Dr Luke Hopper’s dance research has been identified as having a high impact in the Australian Research Council’s recent Engagement and Impact 2018 assessment.

Classical dance is an art, but it’s also increasingly a science.

Dr Luke Hopper, from the ECU Dance Research Centre at the Western Australian Academy of Performing Arts (WAAPA), is one of the world’s leading authorities on how dance floors are constructed, and how this impacts dancer performance and health.

His research has developed best practice in dance floor design and construction towards safer floor surfaces around the world, to support training and prevent injury in classical dancers.

It’s an approach that seen his work identified as having a ‘high impact’ in the Australian Research Council’s (ARC’s) recent Engagement and Impact 2018 assessment.

The assessment shows how universities are translating their research into economic, social, environmental and other impacts.

It comes after WAAPA’s research was also rated as ‘world class’ in the ARC’s recent Excellence in Research for Australia (ERA) 2018 results.

Floors the key to performance

Dr Luke Hopper said the way dance floors are constructed impacts dancer performance and health.

“Dance floors are sprung in a way to provide adequate shock absorption specifically for dance,” Dr Hopper said.

“This is necessary when a professional dancer might perform 150 jumps and landings in their daily classical ballet class alone.”

However, the flooring used by dancers while on tour could vary widely between theatres.

If a performance surface lacked the right absorption properties, dancers could sustain serious injuries.

“An ideal dance floor needs to strike the right balance between firmness and responsiveness, and also provide good traction, to avoid slips and falls,” Dr Hopper said.

Industry links en pointe

Dr Hopper has partnered with Harlequin, the world’s leading dance floor manufacturer, to better understand the connection between dance floor composition, the preferences of the dancers themselves, and the data on performer injuries.

He is contacted regularly to provide advice about installing appropriate flooring and adapting training to the floor surfaces available to young dancers.

“This research has seen us work with some of the world’s top companies, including the Birmingham (UK) Royal Ballet and the Queensland Ballet, who have modified their dance floors and changed how they and their dancers work,” Dr Hopper said.

What do dancers think?

Key to Dr Hopper’s approach has been dancers’ own opinions of how their bodies react to different kinds of flooring.

Correlating this qualitative feedback with the quantifiable data of how dancer injuries have occurred while on tour make it a world-first study.

Bringing the tech to ballet

Bespoke research requires bespoke equipment.

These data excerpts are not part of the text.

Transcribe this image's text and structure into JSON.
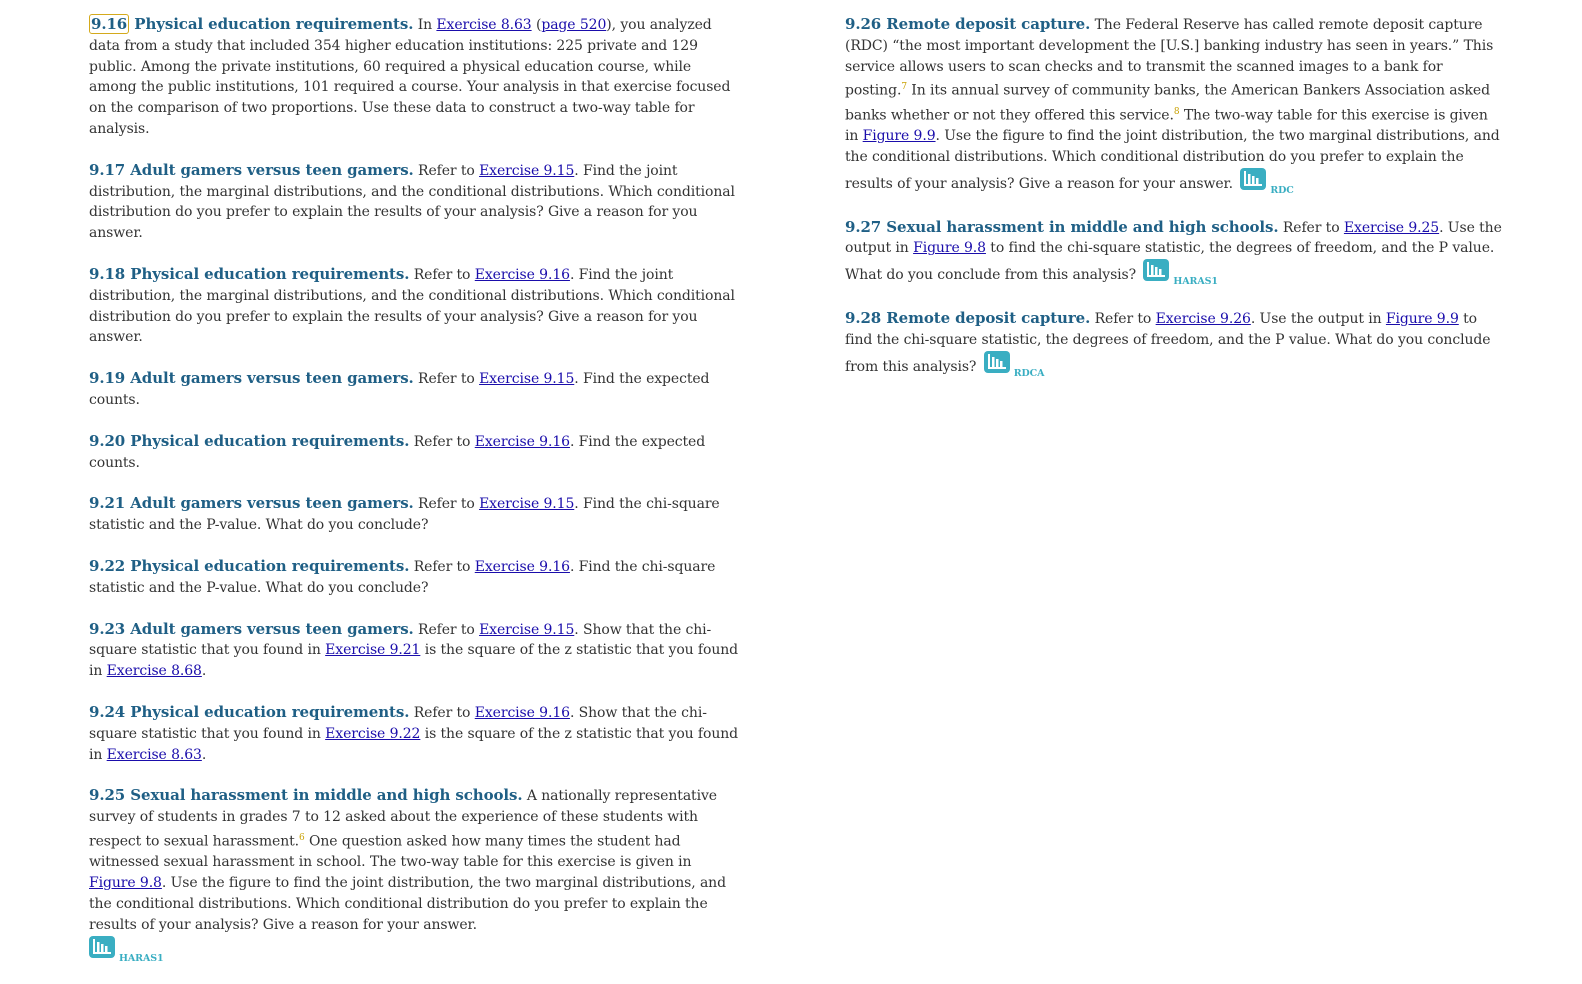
{
  "left": [
    {
      "num": "9.16",
      "title": "Physical education requirements.",
      "parts": [
        {
          "t": " In "
        },
        {
          "l": "Exercise 8.63"
        },
        {
          "t": " ("
        },
        {
          "l": "page 520"
        },
        {
          "t": "), you analyzed data from a study that included 354 higher education institutions: 225 private and 129 public. Among the private institutions, 60 required a physical education course, while among the public institutions, 101 required a course. Your analysis in that exercise focused on the comparison of two proportions. Use these data to construct a two-way table for analysis."
        }
      ]
    },
    {
      "num": "9.17",
      "title": "Adult gamers versus teen gamers.",
      "parts": [
        {
          "t": " Refer to "
        },
        {
          "l": "Exercise 9.15"
        },
        {
          "t": ". Find the joint distribution, the marginal distributions, and the conditional distributions. Which conditional distribution do you prefer to explain the results of your analysis? Give a reason for you answer."
        }
      ]
    },
    {
      "num": "9.18",
      "title": "Physical education requirements.",
      "parts": [
        {
          "t": " Refer to "
        },
        {
          "l": "Exercise 9.16"
        },
        {
          "t": ". Find the joint distribution, the marginal distributions, and the conditional distributions. Which conditional distribution do you prefer to explain the results of your analysis? Give a reason for you answer."
        }
      ]
    },
    {
      "num": "9.19",
      "title": "Adult gamers versus teen gamers.",
      "parts": [
        {
          "t": " Refer to "
        },
        {
          "l": "Exercise 9.15"
        },
        {
          "t": ". Find the expected counts."
        }
      ]
    },
    {
      "num": "9.20",
      "title": "Physical education requirements.",
      "parts": [
        {
          "t": " Refer to "
        },
        {
          "l": "Exercise 9.16"
        },
        {
          "t": ". Find the expected counts."
        }
      ]
    },
    {
      "num": "9.21",
      "title": "Adult gamers versus teen gamers.",
      "parts": [
        {
          "t": " Refer to "
        },
        {
          "l": "Exercise 9.15"
        },
        {
          "t": ". Find the chi-square statistic and the P-value. What do you conclude?"
        }
      ]
    },
    {
      "num": "9.22",
      "title": "Physical education requirements.",
      "parts": [
        {
          "t": " Refer to "
        },
        {
          "l": "Exercise 9.16"
        },
        {
          "t": ". Find the chi-square statistic and the P-value. What do you conclude?"
        }
      ]
    },
    {
      "num": "9.23",
      "title": "Adult gamers versus teen gamers.",
      "parts": [
        {
          "t": " Refer to "
        },
        {
          "l": "Exercise 9.15"
        },
        {
          "t": ". Show that the chi-square statistic that you found in "
        },
        {
          "l": "Exercise 9.21"
        },
        {
          "t": " is the square of the z statistic that you found in "
        },
        {
          "l": "Exercise 8.68"
        },
        {
          "t": "."
        }
      ]
    },
    {
      "num": "9.24",
      "title": "Physical education requirements.",
      "parts": [
        {
          "t": " Refer to "
        },
        {
          "l": "Exercise 9.16"
        },
        {
          "t": ". Show that the chi-square statistic that you found in "
        },
        {
          "l": "Exercise 9.22"
        },
        {
          "t": " is the square of the z statistic that you found in "
        },
        {
          "l": "Exercise 8.63"
        },
        {
          "t": "."
        }
      ]
    },
    {
      "num": "9.25",
      "title": "Sexual harassment in middle and high schools.",
      "parts": [
        {
          "t": " A nationally representative survey of students in grades 7 to 12 asked about the experience of these students with respect to sexual harassment."
        },
        {
          "s": "6"
        },
        {
          "t": " One question asked how many times the student had witnessed sexual harassment in school. The two-way table for this exercise is given in "
        },
        {
          "l": "Figure 9.8"
        },
        {
          "t": ". Use the figure to find the joint distribution, the two marginal distributions, and the conditional distributions. Which conditional distribution do you prefer to explain the results of your analysis? Give a reason for your answer."
        },
        {
          "br": true
        },
        {
          "icon": "HARAS1"
        }
      ]
    }
  ],
  "right": [
    {
      "num": "9.26",
      "title": "Remote deposit capture.",
      "parts": [
        {
          "t": " The Federal Reserve has called remote deposit capture (RDC) “the most important development the [U.S.] banking industry has seen in years.” This service allows users to scan checks and to transmit the scanned images to a bank for posting."
        },
        {
          "s": "7"
        },
        {
          "t": " In its annual survey of community banks, the American Bankers Association asked banks whether or not they offered this service."
        },
        {
          "s": "8"
        },
        {
          "t": " The two-way table for this exercise is given in "
        },
        {
          "l": "Figure 9.9"
        },
        {
          "t": ". Use the figure to find the joint distribution, the two marginal distributions, and the conditional distributions. Which conditional distribution do you prefer to explain the results of your analysis? Give a reason for your answer. "
        },
        {
          "icon": "RDC"
        }
      ]
    },
    {
      "num": "9.27",
      "title": "Sexual harassment in middle and high schools.",
      "parts": [
        {
          "t": " Refer to "
        },
        {
          "l": "Exercise 9.25"
        },
        {
          "t": ". Use the output in "
        },
        {
          "l": "Figure 9.8"
        },
        {
          "t": " to find the chi-square statistic, the degrees of freedom, and the P value. What do you conclude from this analysis? "
        },
        {
          "icon": "HARAS1"
        }
      ]
    },
    {
      "num": "9.28",
      "title": "Remote deposit capture.",
      "parts": [
        {
          "t": " Refer to "
        },
        {
          "l": "Exercise 9.26"
        },
        {
          "t": ". Use the output in "
        },
        {
          "l": "Figure 9.9"
        },
        {
          "t": " to find the chi-square statistic, the degrees of freedom, and the P value. What do you conclude from this analysis? "
        },
        {
          "icon": "RDCA"
        }
      ]
    }
  ],
  "icon_name": "data-file-icon",
  "colors": {
    "title": "#1f5f85",
    "link": "#1a0dab",
    "icon": "#3aaec2",
    "highlight": "#d4aa1c"
  }
}
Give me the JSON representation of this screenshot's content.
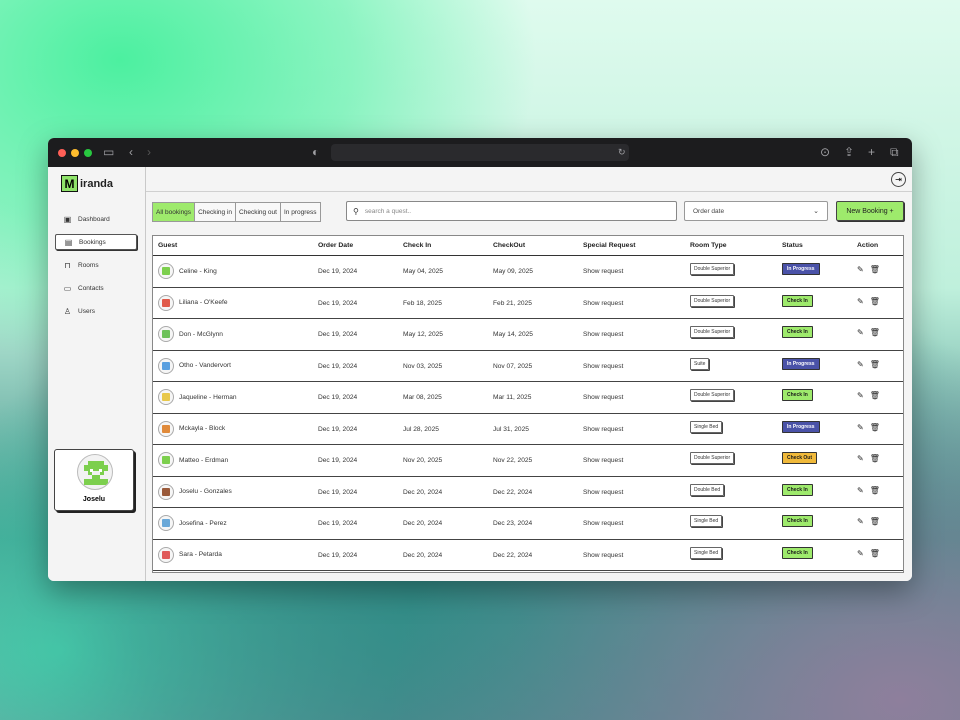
{
  "browser": {
    "traffic_lights": [
      "#ff5f57",
      "#febc2e",
      "#28c840"
    ]
  },
  "app": {
    "logo_letter": "M",
    "logo_rest": "iranda"
  },
  "sidebar": {
    "items": [
      {
        "label": "Dashboard",
        "icon": "dashboard-icon",
        "active": false
      },
      {
        "label": "Bookings",
        "icon": "calendar-icon",
        "active": true
      },
      {
        "label": "Rooms",
        "icon": "lock-icon",
        "active": false
      },
      {
        "label": "Contacts",
        "icon": "contacts-icon",
        "active": false
      },
      {
        "label": "Users",
        "icon": "user-icon",
        "active": false
      }
    ],
    "user_name": "Joselu"
  },
  "toolbar": {
    "filters": [
      "All bookings",
      "Checking in",
      "Checking out",
      "In progress"
    ],
    "active_filter": "All bookings",
    "search_placeholder": "search a quest..",
    "order_label": "Order date",
    "new_booking_label": "New Booking +"
  },
  "table": {
    "columns": [
      "Guest",
      "Order Date",
      "Check In",
      "CheckOut",
      "Special Request",
      "Room Type",
      "Status",
      "Action"
    ],
    "rows": [
      {
        "guest": "Celine - King",
        "order": "Dec 19, 2024",
        "in": "May 04, 2025",
        "out": "May 09, 2025",
        "request": "Show request",
        "room": "Double Superior",
        "status": "In Progress",
        "avatar": "#7ccf4d"
      },
      {
        "guest": "Liliana - O'Keefe",
        "order": "Dec 19, 2024",
        "in": "Feb 18, 2025",
        "out": "Feb 21, 2025",
        "request": "Show request",
        "room": "Double Superior",
        "status": "Check In",
        "avatar": "#e05a4a"
      },
      {
        "guest": "Don - McGlynn",
        "order": "Dec 19, 2024",
        "in": "May 12, 2025",
        "out": "May 14, 2025",
        "request": "Show request",
        "room": "Double Superior",
        "status": "Check In",
        "avatar": "#6ec25a"
      },
      {
        "guest": "Otho - Vandervort",
        "order": "Dec 19, 2024",
        "in": "Nov 03, 2025",
        "out": "Nov 07, 2025",
        "request": "Show request",
        "room": "Suite",
        "status": "In Progress",
        "avatar": "#5aa0e0"
      },
      {
        "guest": "Jaqueline - Herman",
        "order": "Dec 19, 2024",
        "in": "Mar 08, 2025",
        "out": "Mar 11, 2025",
        "request": "Show request",
        "room": "Double Superior",
        "status": "Check In",
        "avatar": "#e8c84a"
      },
      {
        "guest": "Mckayla - Block",
        "order": "Dec 19, 2024",
        "in": "Jul 28, 2025",
        "out": "Jul 31, 2025",
        "request": "Show request",
        "room": "Single Bed",
        "status": "In Progress",
        "avatar": "#e08a3a"
      },
      {
        "guest": "Matteo - Erdman",
        "order": "Dec 19, 2024",
        "in": "Nov 20, 2025",
        "out": "Nov 22, 2025",
        "request": "Show request",
        "room": "Double Superior",
        "status": "Check Out",
        "avatar": "#7ccf4d"
      },
      {
        "guest": "Joselu - Gonzales",
        "order": "Dec 19, 2024",
        "in": "Dec 20, 2024",
        "out": "Dec 22, 2024",
        "request": "Show request",
        "room": "Double Bed",
        "status": "Check In",
        "avatar": "#9a5a3a"
      },
      {
        "guest": "Josefina - Perez",
        "order": "Dec 19, 2024",
        "in": "Dec 20, 2024",
        "out": "Dec 23, 2024",
        "request": "Show request",
        "room": "Single Bed",
        "status": "Check In",
        "avatar": "#6aa8d8"
      },
      {
        "guest": "Sara - Petarda",
        "order": "Dec 19, 2024",
        "in": "Dec 20, 2024",
        "out": "Dec 22, 2024",
        "request": "Show request",
        "room": "Single Bed",
        "status": "Check In",
        "avatar": "#e05a5a"
      }
    ]
  },
  "status_colors": {
    "In Progress": {
      "bg": "#4a52a8",
      "fg": "#ffffff"
    },
    "Check In": {
      "bg": "#9eea6c",
      "fg": "#1a1a1a"
    },
    "Check Out": {
      "bg": "#f0b93a",
      "fg": "#1a1a1a"
    }
  }
}
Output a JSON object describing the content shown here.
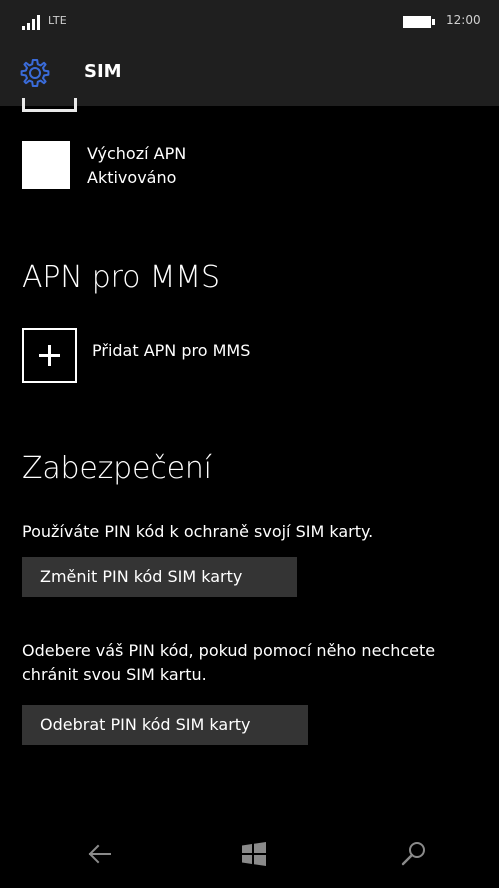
{
  "status_bar": {
    "network": "LTE",
    "time": "12:00"
  },
  "header": {
    "title": "SIM",
    "icon": "gear-icon"
  },
  "apn_list": {
    "default_apn": {
      "title": "Výchozí APN",
      "status": "Aktivováno"
    }
  },
  "mms_section": {
    "title": "APN pro MMS",
    "add_label": "Přidat APN pro MMS"
  },
  "security_section": {
    "title": "Zabezpečení",
    "pin_description": "Používáte PIN kód k ochraně svojí SIM karty.",
    "change_button": "Změnit PIN kód SIM karty",
    "remove_description": "Odebere váš PIN kód, pokud pomocí něho nechcete chránit svou SIM kartu.",
    "remove_button": "Odebrat PIN kód SIM karty"
  },
  "navigation": {
    "back_icon": "back-arrow-icon",
    "home_icon": "windows-icon",
    "search_icon": "search-icon"
  },
  "colors": {
    "background": "#000000",
    "header_background": "#1f1f1f",
    "accent": "#3a6bd8",
    "button_background": "#343434",
    "text": "#ffffff"
  }
}
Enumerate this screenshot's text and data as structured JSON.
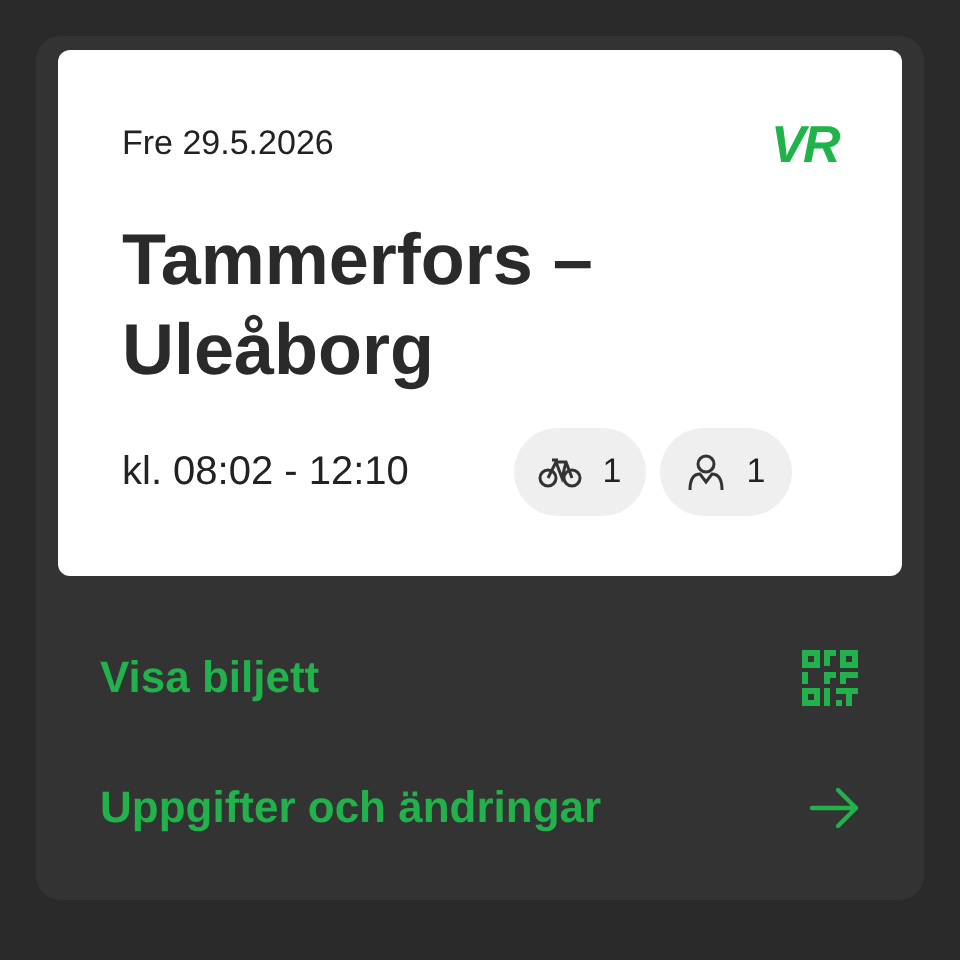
{
  "ticket": {
    "date": "Fre 29.5.2026",
    "logo": "VR",
    "route": "Tammerfors – Uleåborg",
    "time": "kl. 08:02 - 12:10",
    "chips": [
      {
        "kind": "bike",
        "count": "1"
      },
      {
        "kind": "passenger",
        "count": "1"
      }
    ]
  },
  "actions": [
    {
      "kind": "qr",
      "label": "Visa biljett"
    },
    {
      "kind": "arrow",
      "label": "Uppgifter och ändringar"
    }
  ]
}
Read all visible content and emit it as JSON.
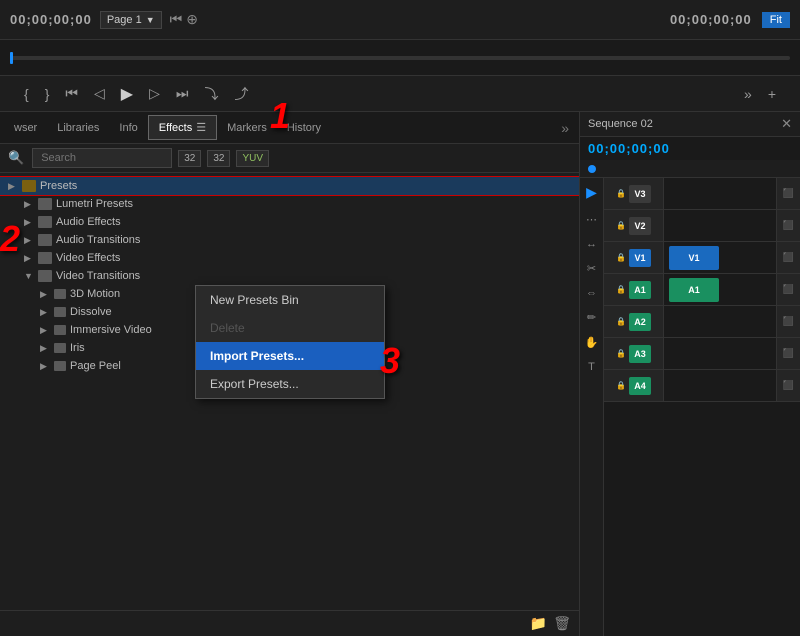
{
  "topbar": {
    "timecode_left": "00;00;00;00",
    "page_label": "Page 1",
    "timecode_right": "00;00;00;00",
    "fit_label": "Fit"
  },
  "tabs": {
    "browser": "wser",
    "libraries": "Libraries",
    "info": "Info",
    "effects": "Effects",
    "markers": "Markers",
    "history": "History",
    "more_icon": "»"
  },
  "search": {
    "placeholder": "Search"
  },
  "tree": {
    "items": [
      {
        "id": "presets",
        "label": "Presets",
        "indent": 0,
        "expanded": false,
        "selected": true
      },
      {
        "id": "lumetri",
        "label": "Lumetri Presets",
        "indent": 1,
        "expanded": false
      },
      {
        "id": "audio-effects",
        "label": "Audio Effects",
        "indent": 1,
        "expanded": false
      },
      {
        "id": "audio-transitions",
        "label": "Audio Transitions",
        "indent": 1,
        "expanded": false
      },
      {
        "id": "video-effects",
        "label": "Video Effects",
        "indent": 1,
        "expanded": false
      },
      {
        "id": "video-transitions",
        "label": "Video Transitions",
        "indent": 1,
        "expanded": true
      },
      {
        "id": "3d-motion",
        "label": "3D Motion",
        "indent": 2,
        "expanded": false
      },
      {
        "id": "dissolve",
        "label": "Dissolve",
        "indent": 2,
        "expanded": false
      },
      {
        "id": "immersive-video",
        "label": "Immersive Video",
        "indent": 2,
        "expanded": false
      },
      {
        "id": "iris",
        "label": "Iris",
        "indent": 2,
        "expanded": false
      },
      {
        "id": "page-peel",
        "label": "Page Peel",
        "indent": 2,
        "expanded": false
      }
    ]
  },
  "context_menu": {
    "new_presets_bin": "New Presets Bin",
    "delete": "Delete",
    "import_presets": "Import Presets...",
    "export_presets": "Export Presets..."
  },
  "sequence": {
    "title": "Sequence 02",
    "timecode": "00;00;00;00"
  },
  "tracks": [
    {
      "id": "v3",
      "label": "V3",
      "badge_class": "badge-v3",
      "has_clip": false
    },
    {
      "id": "v2",
      "label": "V2",
      "badge_class": "badge-v2",
      "has_clip": false
    },
    {
      "id": "v1",
      "label": "V1",
      "badge_class": "badge-v1",
      "has_clip": true,
      "clip_color": "#1a6abf"
    },
    {
      "id": "a1",
      "label": "A1",
      "badge_class": "badge-a1",
      "has_clip": true,
      "clip_color": "#1a9060"
    },
    {
      "id": "a2",
      "label": "A2",
      "badge_class": "badge-a2",
      "has_clip": false
    },
    {
      "id": "a3",
      "label": "A3",
      "badge_class": "badge-a3",
      "has_clip": false
    },
    {
      "id": "a4",
      "label": "A4",
      "badge_class": "badge-a4",
      "has_clip": false
    }
  ],
  "annotations": {
    "num1": "1",
    "num2": "2",
    "num3": "3"
  }
}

ECU has invested $250,000 in a state-of-the-art motion capture laboratory for this research, which includes 12 Vicon T40 motion capture cameras.

“Responding to sensors placed on a dancer’s body, the cameras map the biomechanics of each movement in minute detail,” Dr Hopper said.

The next steps in this research will focus on the needs of children who are learning to dance, and ways to ensure their safety.

“It’s now become standard practice across the sector for dancers’ safety to be the focus when fitting or refitting a rehearsal studio or performance space,” Dr Hopper said.

Other ECU research identified as having high impact in the Engagement and Impact 2018 assessment include nursing ratios, technology in education and digital forensics.